GCP BigQuery how to set expiration date to table by python api

I am using BigQuery Python API to create table, and would like to set an expiration date to the table, so the table would be automatically dropped after certain days.
Here is my code:
client = bq.Client()
job_config = bq.QueryJobConfig()
dataset_id = dataset
table_ref = client.dataset(dataset_id).table(filename)

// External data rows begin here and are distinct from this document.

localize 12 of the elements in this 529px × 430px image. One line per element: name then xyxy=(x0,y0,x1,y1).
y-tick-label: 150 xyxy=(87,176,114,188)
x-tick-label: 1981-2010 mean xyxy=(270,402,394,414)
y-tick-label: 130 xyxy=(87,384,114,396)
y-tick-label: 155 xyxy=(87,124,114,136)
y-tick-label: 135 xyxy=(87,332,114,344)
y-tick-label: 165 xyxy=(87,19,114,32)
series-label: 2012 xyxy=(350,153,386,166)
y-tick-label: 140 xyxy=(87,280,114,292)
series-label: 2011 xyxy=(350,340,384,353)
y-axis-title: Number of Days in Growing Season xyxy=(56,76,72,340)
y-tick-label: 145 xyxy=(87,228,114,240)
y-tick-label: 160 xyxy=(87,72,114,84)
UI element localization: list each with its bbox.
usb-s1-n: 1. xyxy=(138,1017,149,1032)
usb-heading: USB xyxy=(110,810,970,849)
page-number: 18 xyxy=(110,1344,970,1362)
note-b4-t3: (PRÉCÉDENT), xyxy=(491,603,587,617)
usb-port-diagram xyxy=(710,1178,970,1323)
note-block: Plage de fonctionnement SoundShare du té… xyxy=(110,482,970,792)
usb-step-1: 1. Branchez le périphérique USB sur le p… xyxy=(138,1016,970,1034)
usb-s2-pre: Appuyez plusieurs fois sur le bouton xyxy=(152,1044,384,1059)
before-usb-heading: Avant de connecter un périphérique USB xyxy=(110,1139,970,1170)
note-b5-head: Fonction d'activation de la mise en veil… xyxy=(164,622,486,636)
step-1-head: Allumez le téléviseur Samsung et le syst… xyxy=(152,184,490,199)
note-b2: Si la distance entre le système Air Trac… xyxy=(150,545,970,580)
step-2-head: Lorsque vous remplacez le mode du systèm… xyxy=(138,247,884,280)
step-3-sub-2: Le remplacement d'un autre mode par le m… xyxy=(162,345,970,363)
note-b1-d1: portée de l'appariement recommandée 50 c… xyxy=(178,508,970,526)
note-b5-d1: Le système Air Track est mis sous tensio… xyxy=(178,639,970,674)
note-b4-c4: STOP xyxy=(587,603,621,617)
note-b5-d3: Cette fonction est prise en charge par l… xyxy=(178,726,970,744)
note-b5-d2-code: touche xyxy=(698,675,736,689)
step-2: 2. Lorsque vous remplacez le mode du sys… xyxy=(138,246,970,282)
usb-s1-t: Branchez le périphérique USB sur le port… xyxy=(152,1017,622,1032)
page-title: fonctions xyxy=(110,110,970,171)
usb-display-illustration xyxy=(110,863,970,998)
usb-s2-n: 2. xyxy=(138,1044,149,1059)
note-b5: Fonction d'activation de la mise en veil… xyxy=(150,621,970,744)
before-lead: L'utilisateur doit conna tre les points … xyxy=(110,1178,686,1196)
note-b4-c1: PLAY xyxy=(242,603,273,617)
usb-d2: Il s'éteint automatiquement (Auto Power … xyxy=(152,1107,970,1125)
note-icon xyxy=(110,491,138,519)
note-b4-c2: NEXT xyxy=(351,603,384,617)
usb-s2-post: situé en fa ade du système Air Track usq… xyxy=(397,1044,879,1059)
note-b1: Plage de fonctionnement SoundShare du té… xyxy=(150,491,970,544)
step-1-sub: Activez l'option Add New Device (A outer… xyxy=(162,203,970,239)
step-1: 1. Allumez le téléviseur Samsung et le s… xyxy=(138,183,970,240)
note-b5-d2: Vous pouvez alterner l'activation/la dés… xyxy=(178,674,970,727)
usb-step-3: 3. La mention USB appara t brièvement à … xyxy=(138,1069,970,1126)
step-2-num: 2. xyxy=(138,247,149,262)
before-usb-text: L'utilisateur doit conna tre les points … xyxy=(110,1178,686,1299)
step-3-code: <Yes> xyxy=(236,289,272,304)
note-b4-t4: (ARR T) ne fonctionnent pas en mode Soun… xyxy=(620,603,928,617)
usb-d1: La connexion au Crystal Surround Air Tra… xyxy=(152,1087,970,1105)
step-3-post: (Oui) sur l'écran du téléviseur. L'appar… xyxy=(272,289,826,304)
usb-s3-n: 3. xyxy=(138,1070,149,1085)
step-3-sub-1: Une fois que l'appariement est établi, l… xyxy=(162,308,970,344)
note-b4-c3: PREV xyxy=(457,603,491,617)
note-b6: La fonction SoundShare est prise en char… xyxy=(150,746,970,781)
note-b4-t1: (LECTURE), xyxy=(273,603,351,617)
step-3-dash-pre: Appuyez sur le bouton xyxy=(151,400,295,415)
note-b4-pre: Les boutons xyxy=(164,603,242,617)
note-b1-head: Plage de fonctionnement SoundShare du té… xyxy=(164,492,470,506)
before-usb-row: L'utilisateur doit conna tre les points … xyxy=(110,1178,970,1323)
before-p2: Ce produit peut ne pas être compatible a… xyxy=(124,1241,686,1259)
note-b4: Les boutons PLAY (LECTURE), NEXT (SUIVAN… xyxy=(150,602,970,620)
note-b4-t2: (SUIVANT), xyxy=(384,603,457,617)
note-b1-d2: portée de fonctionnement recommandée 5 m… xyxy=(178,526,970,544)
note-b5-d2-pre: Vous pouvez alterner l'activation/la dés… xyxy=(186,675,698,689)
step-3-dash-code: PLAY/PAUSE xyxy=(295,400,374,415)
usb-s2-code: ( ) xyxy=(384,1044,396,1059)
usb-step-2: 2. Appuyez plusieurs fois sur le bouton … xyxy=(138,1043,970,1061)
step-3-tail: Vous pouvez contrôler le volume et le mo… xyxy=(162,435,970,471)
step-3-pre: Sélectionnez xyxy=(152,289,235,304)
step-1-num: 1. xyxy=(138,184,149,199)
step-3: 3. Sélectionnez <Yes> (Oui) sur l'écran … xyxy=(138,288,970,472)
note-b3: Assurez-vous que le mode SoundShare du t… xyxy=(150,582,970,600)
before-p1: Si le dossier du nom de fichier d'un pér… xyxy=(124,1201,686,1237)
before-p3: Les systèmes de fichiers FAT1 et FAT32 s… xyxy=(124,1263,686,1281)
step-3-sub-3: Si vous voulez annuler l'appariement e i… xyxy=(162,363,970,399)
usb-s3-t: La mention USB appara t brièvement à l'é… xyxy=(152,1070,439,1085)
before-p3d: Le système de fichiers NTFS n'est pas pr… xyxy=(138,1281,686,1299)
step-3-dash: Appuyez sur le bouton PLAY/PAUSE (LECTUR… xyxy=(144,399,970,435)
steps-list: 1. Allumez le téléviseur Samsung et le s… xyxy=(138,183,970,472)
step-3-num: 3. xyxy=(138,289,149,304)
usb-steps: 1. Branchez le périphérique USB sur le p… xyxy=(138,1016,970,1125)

job_config.destination = table_ref
job_config.write_disposition = 'WRITE_TRUNCATE'
dt = datetime.now() + timedelta(seconds=259200)
unixtime = (dt - datetime(1970,1,1)).total_seconds()
expiration_time = unixtime
job_config.expires = expiration_time
query_job = client.query(query, job_config=job_config)
query_job.result()
The problem is that the expiration parameter doesn't seem to work. When I am checking the table detail in the UI, the expiration date is still Never.
To answer a slightly different question, instead of specifying the expiration as part of the request options, you can use a CREATE TABLE statement instead, where the relevant option is expiration_timestamp. For example:
CREATE OR REPLACE TABLE my_dataset.MyTable
(
x INT64,
y FLOAT64
)
OPTIONS (
expiration_timestamp=TIMESTAMP_ADD(CURRENT_TIMESTAMP(), INTERVAL 3 DAY)
);
This creates a table with two columns that will expire three days from now. CREATE TABLE supports an optional AS SELECT clause, too, if you want to create the table from the result of a query (the documentation goes into more detail).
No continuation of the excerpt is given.